Aller au contenu

Page:Twain - Le prince et le pauvre, trad Largilière, 1883.djvu/133

La bibliothèque libre.
Cette page a été validée par deux contributeurs.

— Mais Votre Majesté sait bien que c’est tout expliqué, et qu’il n’y a rien de plus simple et de plus juste. Personne n’a le droit de porter la main sur la personne sacrée du prince de Galles ; c’était Votre Altesse qui méritait les verges, et c’est moi qui les recevais ; cela est très naturel et très équitable, et s’il en était autrement je perdrais ma charge et mon gagne-pain.

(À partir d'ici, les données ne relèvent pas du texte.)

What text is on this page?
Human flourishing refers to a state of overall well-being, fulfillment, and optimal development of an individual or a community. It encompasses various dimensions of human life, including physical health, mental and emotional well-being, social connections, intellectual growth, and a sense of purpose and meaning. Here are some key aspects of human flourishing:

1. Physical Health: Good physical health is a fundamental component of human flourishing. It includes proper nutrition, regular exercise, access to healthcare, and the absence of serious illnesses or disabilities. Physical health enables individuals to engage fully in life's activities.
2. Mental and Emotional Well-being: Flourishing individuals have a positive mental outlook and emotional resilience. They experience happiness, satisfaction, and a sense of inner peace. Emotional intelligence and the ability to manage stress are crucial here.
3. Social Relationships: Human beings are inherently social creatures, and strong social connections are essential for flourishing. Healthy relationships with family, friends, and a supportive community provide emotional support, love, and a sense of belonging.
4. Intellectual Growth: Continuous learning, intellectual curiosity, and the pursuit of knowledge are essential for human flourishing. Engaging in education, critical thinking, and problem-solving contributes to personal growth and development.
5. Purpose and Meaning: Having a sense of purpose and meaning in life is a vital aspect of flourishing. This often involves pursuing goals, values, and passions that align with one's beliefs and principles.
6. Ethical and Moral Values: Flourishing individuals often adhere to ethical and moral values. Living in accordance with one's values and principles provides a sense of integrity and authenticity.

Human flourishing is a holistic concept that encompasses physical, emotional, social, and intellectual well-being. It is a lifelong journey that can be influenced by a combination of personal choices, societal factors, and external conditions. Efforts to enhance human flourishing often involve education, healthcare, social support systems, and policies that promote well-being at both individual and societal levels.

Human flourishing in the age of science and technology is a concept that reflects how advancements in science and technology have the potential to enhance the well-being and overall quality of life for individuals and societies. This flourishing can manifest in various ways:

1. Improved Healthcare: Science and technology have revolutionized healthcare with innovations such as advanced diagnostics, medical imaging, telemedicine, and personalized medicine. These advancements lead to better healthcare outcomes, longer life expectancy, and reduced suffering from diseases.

L’enfant disait tout cela d’un ton naïf et convaincu. Tom attachait sur lui de grands yeux, et pensait :

— Voilà qui devient de plus en plus étrange ; je m’étonne que l’on n’ait pas encore songé à prendre quelqu’un qui se fasse peigner et habiller à ma place.

Puis, il dit à voix haute :

— Et as-tu été battu, pauvre enfant, comme on te l’avait promis ?

— Non, sire, pas encore ; c’est aujourd’hui le jour ; mais on me fera peut-être grâce, parce qu’il ne convient point d’user de rigueur un jour de deuil comme celui-ci ; pourtant je ne sais pas ce qu’on fera ; et c’est pour cela que je me suis enhardi à venir ici, et à rappeler à Votre Majesté sa gracieuse promesse d’intercéder pour moi…

— Auprès du maître ? Pour l’empêcher de te donner le fouet ?

— Ah ! sire, vous vous souvenez !

— Oui, la mémoire me revient, comme tu vois. Sois sans crainte ; tu ne pâtiras point, je m’en charge.

— Oh ! merci, mon bon seigneur, s’écria l’enfant en retombant à genoux. Mais peut-être suis-je allé trop loin, et…

Humphrey hésitait. Tom l’encouragea du geste.

— Parle, dit-il, je suis dans un bon moment.